The firm has 30 insurance professionals, with the premium volume of $50 million.

Gerald Brown
We have three divisions: life/health, personal lines and commercial lines. We wanted to serve all the insurance needs of our clients. We didn’t want to leave anything else hanging out there that someone else had to come in and fill.

In the life/health area, it’s true that the commissions are changing with group health. But in life/health, there are many more products than group health. In group health, definitely there is a change. We’ve seen it significantly this year.

There is still a lot of commissions there, revenues to be made. But definitely the advent of the medical loss ratio has put a lot of pressure on companies to cut their administrative costs and we are part of that, so commissions have suffered. However, commissions are still there and they are still an important part.

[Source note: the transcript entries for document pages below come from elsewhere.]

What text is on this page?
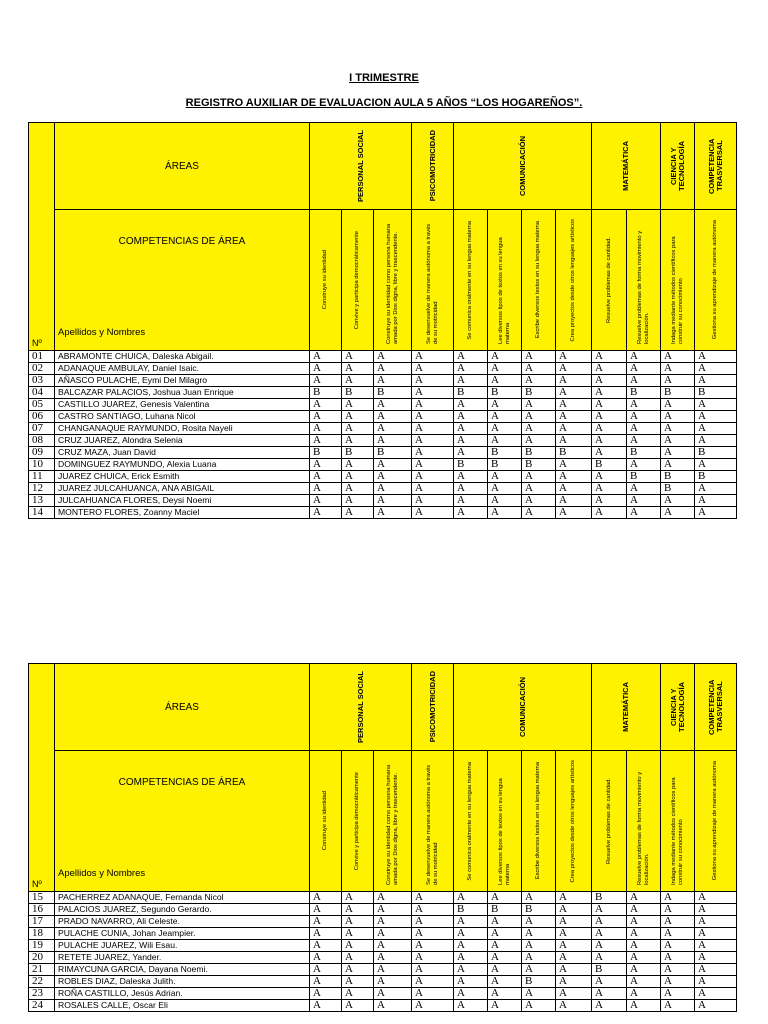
I TRIMESTRE
REGISTRO AUXILIAR DE EVALUACION AULA 5 AÑOS “LOS HOGAREÑOS”.
Nº	ÁREAS	PERSONAL SOCIAL			PSICOMOTRICIDAD	COMUNICACIÓN				MATEMÁTICA		CIENCIA Y TECNOLOGÍA	COMPETENCIA TRASVERSAL

	COMPETENCIAS DE ÁREA
Apellidos y Nombres	Construye su identidad	Convive y participa democráticamente	Construye su identidad como persona humana amada por Dios digna, libre y trascendente.	Se desenvuelve de manera autónoma a través de su motricidad	Se comunica oralmente en su lengua materna	Lee diversos tipos de textos en su lengua materna	Escribe diversos textos en su lengua materna	Crea proyectos desde otros lenguajes artísticos	Resuelve problemas de cantidad.	Resuelve problemas de forma movimiento y localización.	Indaga mediante métodos científicos para construir su conocimiento	Gestiona su aprendizaje de manera autónoma

01	ABRAMONTE CHUICA, Daleska Abigail.	A	A	A	A	A	A	A	A	A	A	A	A
02	ADANAQUE AMBULAY, Daniel Isaic.	A	A	A	A	A	A	A	A	A	A	A	A
03	AÑASCO PULACHE, Eymi Del Milagro	A	A	A	A	A	A	A	A	A	A	A	A
04	BALCAZAR PALACIOS, Joshua Juan Enrique	B	B	B	A	B	B	B	A	A	B	B	B
05	CASTILLO JUAREZ, Genesis Valentina	A	A	A	A	A	A	A	A	A	A	A	A
06	CASTRO SANTIAGO, Luhana Nicol	A	A	A	A	A	A	A	A	A	A	A	A
07	CHANGANAQUE RAYMUNDO, Rosita Nayeli	A	A	A	A	A	A	A	A	A	A	A	A
08	CRUZ JUAREZ, Alondra Selenia	A	A	A	A	A	A	A	A	A	A	A	A
09	CRUZ MAZA, Juan David	B	B	B	A	A	B	B	B	A	B	A	B
10	DOMINGUEZ RAYMUNDO, Alexia Luana	A	A	A	A	B	B	B	A	B	A	A	A
11	JUAREZ CHUICA, Erick Esmith	A	A	A	A	A	A	A	A	A	B	B	B
12	JUAREZ JULCAHUANCA, ANA ABIGAIL	A	A	A	A	A	A	A	A	A	A	B	A
13	JULCAHUANCA FLORES, Deysi Noemi	A	A	A	A	A	A	A	A	A	A	A	A
14	MONTERO FLORES, Zoanny Maciel	A	A	A	A	A	A	A	A	A	A	A	A
Nº	ÁREAS	PERSONAL SOCIAL			PSICOMOTRICIDAD	COMUNICACIÓN				MATEMÁTICA		CIENCIA Y TECNOLOGÍA	COMPETENCIA TRASVERSAL

	COMPETENCIAS DE ÁREA
Apellidos y Nombres	Construye su identidad	Convive y participa democráticamente	Construye su identidad como persona humana amada por Dios digna, libre y trascendente.	Se desenvuelve de manera autónoma a través de su motricidad	Se comunica oralmente en su lengua materna	Lee diversos tipos de textos en su lengua materna	Escribe diversos textos en su lengua materna	Crea proyectos desde otros lenguajes artísticos	Resuelve problemas de cantidad.	Resuelve problemas de forma movimiento y localización.	Indaga mediante métodos científicos para construir su conocimiento	Gestiona su aprendizaje de manera autónoma

15	PACHERREZ ADANAQUE, Fernanda Nicol	A	A	A	A	A	A	A	A	B	A	A	A
16	PALACIOS JUAREZ, Segundo Gerardo.	A	A	A	A	B	B	B	A	A	A	A	A
17	PRADO NAVARRO, Ali Celeste.	A	A	A	A	A	A	A	A	A	A	A	A
18	PULACHE CUNIA, Johan Jeampier.	A	A	A	A	A	A	A	A	A	A	A	A
19	PULACHE JUAREZ, Wili Esau.	A	A	A	A	A	A	A	A	A	A	A	A
20	RETETE JUAREZ, Yander.	A	A	A	A	A	A	A	A	A	A	A	A
21	RIMAYCUNA GARCIA, Dayana Noemi.	A	A	A	A	A	A	A	A	B	A	A	A
22	ROBLES DIAZ, Daleska Julith.	A	A	A	A	A	A	B	A	A	A	A	A
23	ROÑA CASTILLO, Jesús Adrian.	A	A	A	A	A	A	A	A	A	A	A	A
24	ROSALES CALLE, Oscar Eli	A	A	A	A	A	A	A	A	A	A	A	A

Furthermore, though, several companies are paying what we would call in the P/C world contingency commissions. In the group health, life/health world, we could call them incentive bonuses.

You reach a certain benchmarks, they give you payments. Some group health companies give you persistency bonuses. Now some of these were there before, they are still here now. You want them, you go get them. You gotta perform and get them.

Now furthermore, in the life/health area, getting beyond the group health, what we’ve done recently and what many agencies are doing, is focus on the ancillary group: group life, group dental, and group long-term disability.

These are things that many agencies have not paid as much attention to in the past because the commissions are not as big as group health. Many agents probably never even bothered to talk to their customers about group life, group long-term disability.

But now, people need to focus on that because there are fees and commissions to be made there.

Definitely there is a market for voluntary benefits. Employers maybe cutting benefits or they want to control their cost. What they can offer is a whole suite of voluntary benefits such as accident and critical illness insurance.